The second (if you thought the first was boring) was a programming question about preventing None from being cast to NaN when adding a python list containing integers interspersed with Nones to a pandas DataFrame (spoiler alert, the answer is df["A"] = pd.Series(a,dtype='object')). For this I asked an AI chatbot, got the answer, tested it, and moved on.

These are examples of two different kinds of question answering, or problem solving, that often get conflated. The second is very transactional and there’s an imminent need for the answer. The first is relationship based and is about wanting someone’s opinion, without which the fact itself isn’t too consequential.

For transactional question answering, we have dictionaries, encyclopedias, Wikipedia, now LLMs that can provide reference information. While those sources aren’t interchangeable with opinions, they often get substituted in. How many conversations have been ruined by someone looking up a fact on wikipedia when you actually wanted to discuss what people knew about it? In relationship based question answering, the question is almost a pretense to be social, share views, and learn something. It’s why we talk to other people and it’s also the basis of most white collar work.
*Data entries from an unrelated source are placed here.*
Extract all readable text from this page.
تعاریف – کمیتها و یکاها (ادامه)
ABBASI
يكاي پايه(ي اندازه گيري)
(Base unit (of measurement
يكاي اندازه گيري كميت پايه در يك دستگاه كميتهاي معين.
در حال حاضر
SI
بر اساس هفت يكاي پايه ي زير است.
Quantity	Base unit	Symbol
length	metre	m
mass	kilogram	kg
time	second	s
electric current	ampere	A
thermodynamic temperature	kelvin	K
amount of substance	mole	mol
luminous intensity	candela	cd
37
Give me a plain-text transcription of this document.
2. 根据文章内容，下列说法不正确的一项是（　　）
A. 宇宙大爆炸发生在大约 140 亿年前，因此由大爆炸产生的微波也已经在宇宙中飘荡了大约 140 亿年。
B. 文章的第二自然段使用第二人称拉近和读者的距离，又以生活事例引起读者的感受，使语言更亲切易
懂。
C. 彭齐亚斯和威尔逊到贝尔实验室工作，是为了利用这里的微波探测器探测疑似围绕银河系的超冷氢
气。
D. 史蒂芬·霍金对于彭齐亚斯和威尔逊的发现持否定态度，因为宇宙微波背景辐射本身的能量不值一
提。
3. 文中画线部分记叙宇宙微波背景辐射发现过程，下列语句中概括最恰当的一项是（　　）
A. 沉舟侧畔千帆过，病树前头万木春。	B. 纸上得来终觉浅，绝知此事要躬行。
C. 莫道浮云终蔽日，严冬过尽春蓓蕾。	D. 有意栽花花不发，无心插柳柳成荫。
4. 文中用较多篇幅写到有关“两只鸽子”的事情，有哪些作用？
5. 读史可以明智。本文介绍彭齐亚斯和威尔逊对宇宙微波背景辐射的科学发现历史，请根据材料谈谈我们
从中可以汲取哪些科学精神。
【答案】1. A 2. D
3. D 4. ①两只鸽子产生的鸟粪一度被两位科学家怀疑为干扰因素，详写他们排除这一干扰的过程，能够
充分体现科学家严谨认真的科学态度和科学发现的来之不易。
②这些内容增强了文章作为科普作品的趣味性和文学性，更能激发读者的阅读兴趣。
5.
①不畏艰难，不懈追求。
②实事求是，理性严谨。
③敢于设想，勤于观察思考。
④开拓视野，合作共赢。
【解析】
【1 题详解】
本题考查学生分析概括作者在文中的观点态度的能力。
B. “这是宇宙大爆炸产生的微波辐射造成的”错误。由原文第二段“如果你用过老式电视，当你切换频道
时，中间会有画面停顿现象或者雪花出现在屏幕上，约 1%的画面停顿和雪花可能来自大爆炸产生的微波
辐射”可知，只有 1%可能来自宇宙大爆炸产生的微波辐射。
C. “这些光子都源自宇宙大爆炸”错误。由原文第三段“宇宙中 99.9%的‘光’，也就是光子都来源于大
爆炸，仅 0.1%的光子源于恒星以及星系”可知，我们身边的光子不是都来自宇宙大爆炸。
The distinction between question types is becoming more relevant now that people are talking about AI (LLMs) replacing human work. A material, if not dominant percentage of “questions” we answer while we are working are type 1 human interaction questions rather than type 2 transactional. An area where type 1 dominates is strategy.

For as long as there has been AI, there have been claims, often centered around AI being better at making powerpoint presentations, that strategy consulting is about to become obsolete. I don’t think many people involved in the industry (as buyers or sellers) take these too seriously, but strategy consulting is a useful study in why AI answers are often over-rated. Forgetting about the cynical “we hired consultants to provide cover for an unpopular decision” variations (which obviously don’t have the same ring if we replace consultants with ChatGPT), consulting is trust and relationship based. Buyers aren't asking for a correct answer, they are asking for advice from someone whose opinion they respect. They also often, for both catharsis and to clarify their own thinking, want to explain their situation to somebody else, and feel understood.  While there is no harm in asking an AI, few rational people are going to give the same weight to what it says than to a trusted advisor; this is just as true for major strategy decisions as it is for personal advice.
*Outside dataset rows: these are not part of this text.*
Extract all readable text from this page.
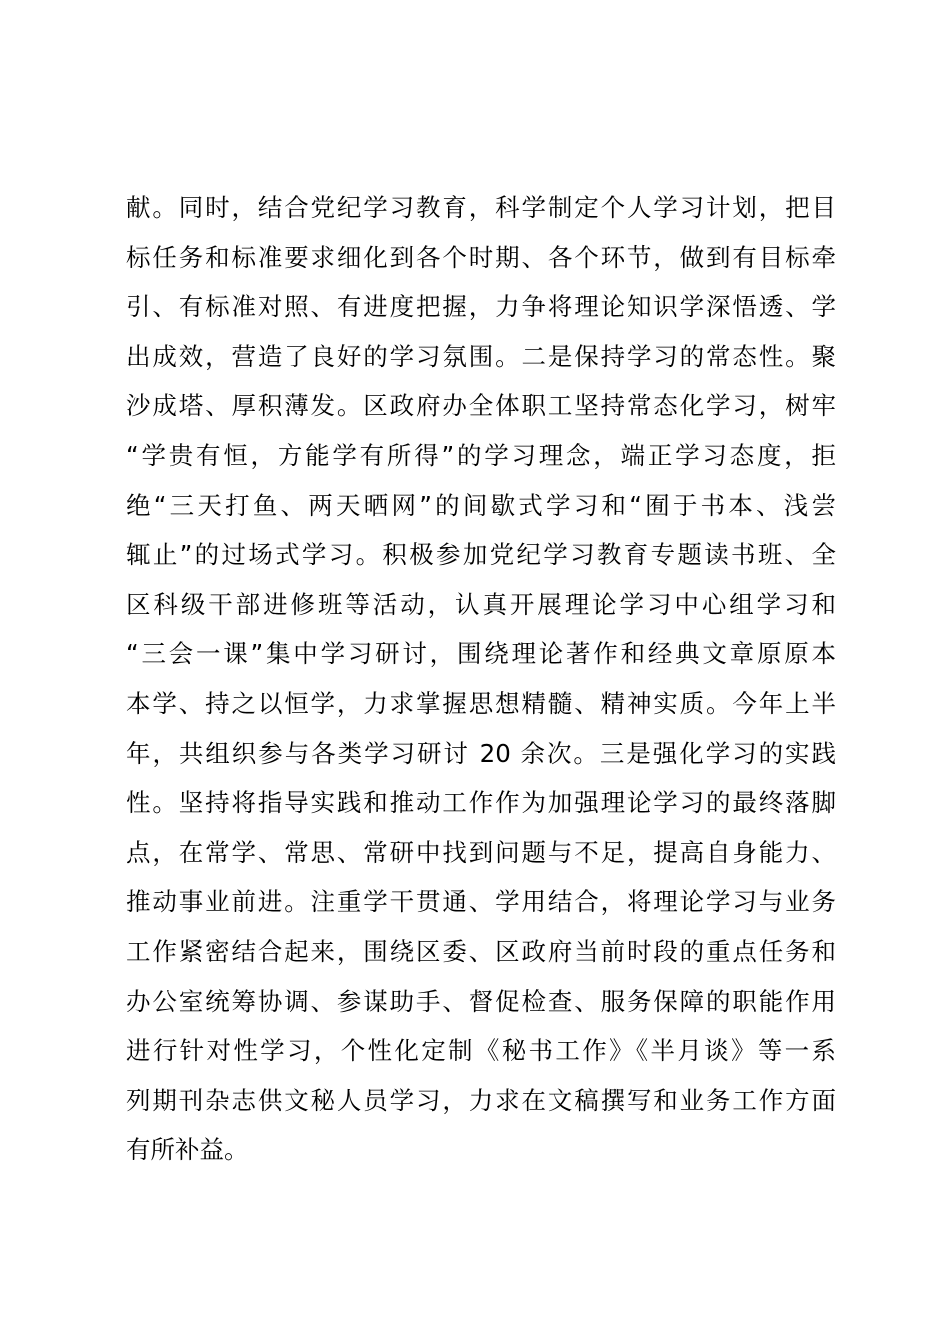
献。同时，结合党纪学习教育，科学制定个人学习计划，把目
标任务和标准要求细化到各个时期、各个环节，做到有目标牵
引、有标准对照、有进度把握，力争将理论知识学深悟透、学
出成效，营造了良好的学习氛围。二是保持学习的常态性。聚
沙成塔、厚积薄发。区政府办全体职工坚持常态化学习，树牢
“学贵有恒，方能学有所得”的学习理念，端正学习态度，拒
绝“三天打鱼、两天晒网”的间歇式学习和“囿于书本、浅尝
辄止”的过场式学习。积极参加党纪学习教育专题读书班、全
区科级干部进修班等活动，认真开展理论学习中心组学习和
“三会一课”集中学习研讨，围绕理论著作和经典文章原原本
本学、持之以恒学，力求掌握思想精髓、精神实质。今年上半
年，共组织参与各类学习研讨 20 余次。三是强化学习的实践
性。坚持将指导实践和推动工作作为加强理论学习的最终落脚
点，在常学、常思、常研中找到问题与不足，提高自身能力、
推动事业前进。注重学干贯通、学用结合，将理论学习与业务
工作紧密结合起来，围绕区委、区政府当前时段的重点任务和
办公室统筹协调、参谋助手、督促检查、服务保障的职能作用
进行针对性学习，个性化定制《秘书工作》《半月谈》等一系
列期刊杂志供文秘人员学习，力求在文稿撰写和业务工作方面
有所补益。
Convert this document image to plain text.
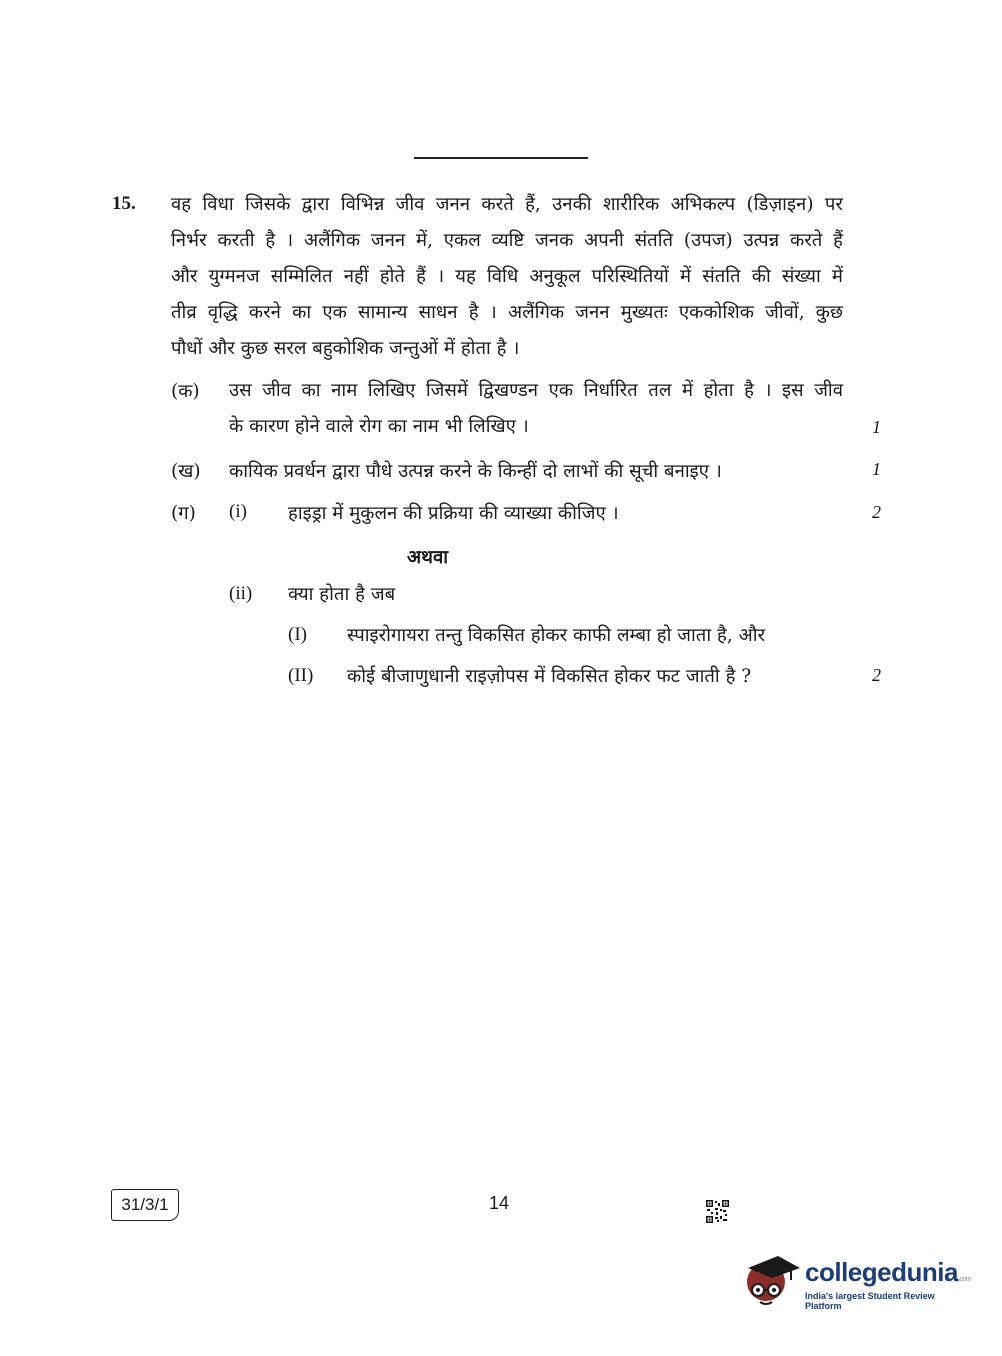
15. वह विधा जिसके द्वारा विभिन्न जीव जनन करते हैं, उनकी शारीरिक अभिकल्प (डिज़ाइन) पर
निर्भर करती है । अलैंगिक जनन में, एकल व्यष्टि जनक अपनी संतति (उपज) उत्पन्न करते हैं
और युग्मनज सम्मिलित नहीं होते हैं । यह विधि अनुकूल परिस्थितियों में संतति की संख्या में
तीव्र वृद्धि करने का एक सामान्य साधन है । अलैंगिक जनन मुख्यतः एककोशिक जीवों, कुछ
पौधों और कुछ सरल बहुकोशिक जन्तुओं में होता है ।
(क) उस जीव का नाम लिखिए जिसमें द्विखण्डन एक निर्धारित तल में होता है । इस जीव
के कारण होने वाले रोग का नाम भी लिखिए ।	1
(ख) कायिक प्रवर्धन द्वारा पौधे उत्पन्न करने के किन्हीं दो लाभों की सूची बनाइए ।	1
(ग) (i) हाइड्रा में मुकुलन की प्रक्रिया की व्याख्या कीजिए ।	2
अथवा
(ii) क्या होता है जब
(I) स्पाइरोगायरा तन्तु विकसित होकर काफी लम्बा हो जाता है, और
(II) कोई बीजाणुधानी राइज़ोपस में विकसित होकर फट जाती है ?	2
31/3/1	14
collegedunia.com
India's largest Student Review Platform
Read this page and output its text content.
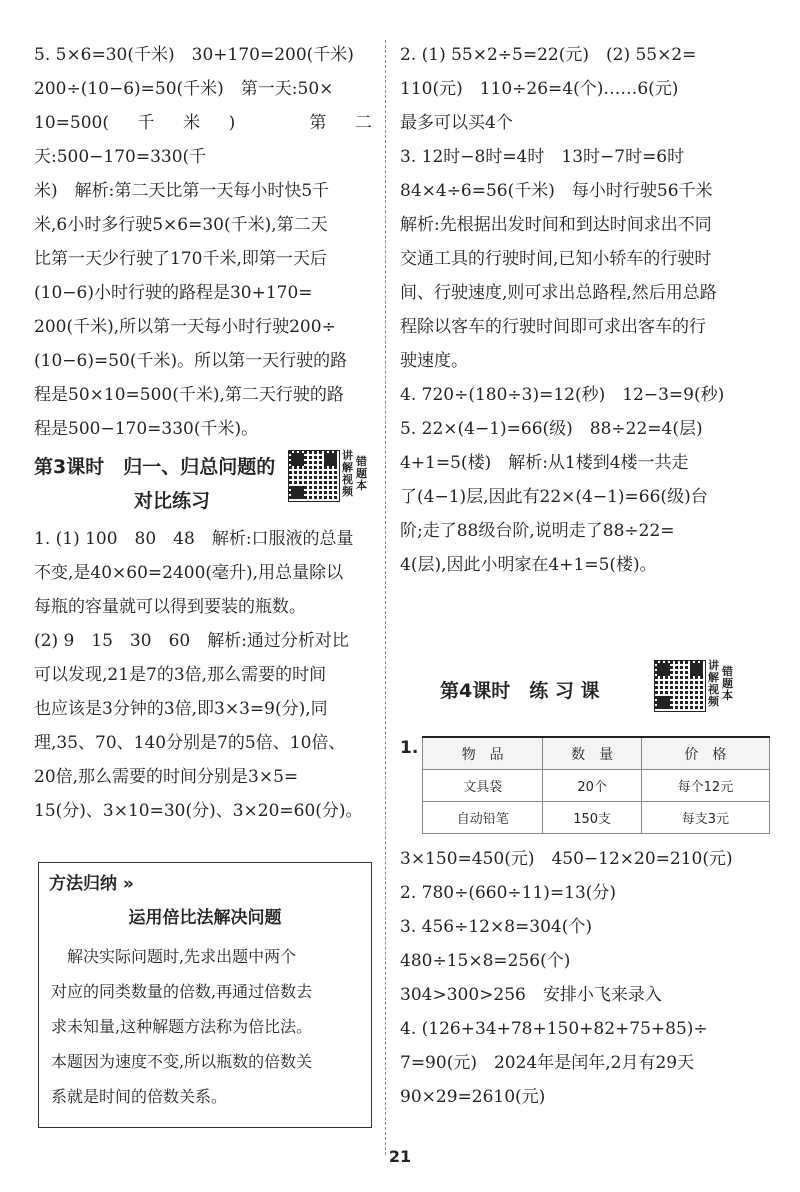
5. 5×6=30(千米)　30+170=200(千米)

200÷(10−6)=50(千米)　第一天:50×

10=500(千米)　第二天:500−170=330(千

米)　解析:第二天比第一天每小时快5千

米,6小时多行驶5×6=30(千米),第二天

比第一天少行驶了170千米,即第一天后

(10−6)小时行驶的路程是30+170=

200(千米),所以第一天每小时行驶200÷

(10−6)=50(千米)。所以第一天行驶的路

程是50×10=500(千米),第二天行驶的路

程是500−170=330(千米)。

第3课时　归一、归总问题的
对比练习
讲
解
视
频
错
题
本

1. (1) 100　80　48　解析:口服液的总量

不变,是40×60=2400(毫升),用总量除以

每瓶的容量就可以得到要装的瓶数。

(2) 9　15　30　60　解析:通过分析对比

可以发现,21是7的3倍,那么需要的时间

也应该是3分钟的3倍,即3×3=9(分),同

理,35、70、140分别是7的5倍、10倍、

20倍,那么需要的时间分别是3×5=

15(分)、3×10=30(分)、3×20=60(分)。

方法归纳 »
运用倍比法解决问题
　解决实际问题时,先求出题中两个
对应的同类数量的倍数,再通过倍数去
求未知量,这种解题方法称为倍比法。
本题因为速度不变,所以瓶数的倍数关
系就是时间的倍数关系。

2. (1) 55×2÷5=22(元)　(2) 55×2=

110(元)　110÷26=4(个)……6(元)

最多可以买4个

3. 12时−8时=4时　13时−7时=6时

84×4÷6=56(千米)　每小时行驶56千米

解析:先根据出发时间和到达时间求出不同

交通工具的行驶时间,已知小轿车的行驶时

间、行驶速度,则可求出总路程,然后用总路

程除以客车的行驶时间即可求出客车的行

驶速度。

4. 720÷(180÷3)=12(秒)　12−3=9(秒)

5. 22×(4−1)=66(级)　88÷22=4(层)

4+1=5(楼)　解析:从1楼到4楼一共走

了(4−1)层,因此有22×(4−1)=66(级)台

阶;走了88级台阶,说明走了88÷22=

4(层),因此小明家在4+1=5(楼)。

第4课时　练 习 课
讲
解
视
频
错
题
本
1.	物　品	数　量	价　格
文具袋	20个	每个12元
自动铅笔	150支	每支3元

3×150=450(元)　450−12×20=210(元)

2. 780÷(660÷11)=13(分)

3. 456÷12×8=304(个)

480÷15×8=256(个)

304>300>256　安排小飞来录入

4. (126+34+78+150+82+75+85)÷

7=90(元)　2024年是闰年,2月有29天

90×29=2610(元)

21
Ultimately, most business tasks have a similar component to them. They rely on judgement, experience, and trust to set a plausible course and correct it when needed, and don’t hinge on determining a correct answer or providing facts. And businesses are organized as groups of people that communicate socially with each other. Perhaps unintuitively, human factors become even more important in procedural organizations like government and military because they don’t have market exposure to provide feedback, and for better or worse rely on human organization.

None of this is to say that people can’t use AI for sub-processing tasks that require a type 2 answer. It is great for this. Just that it doesn’t replace the social, human, and relationship based aspects of work, whether this is trust, or just being interested in what someone else says. It doesn’t really matter how good AI systems get, that’s not going to change, and since most white collar work deals with these kinds of problems, there is little danger in it being replaced.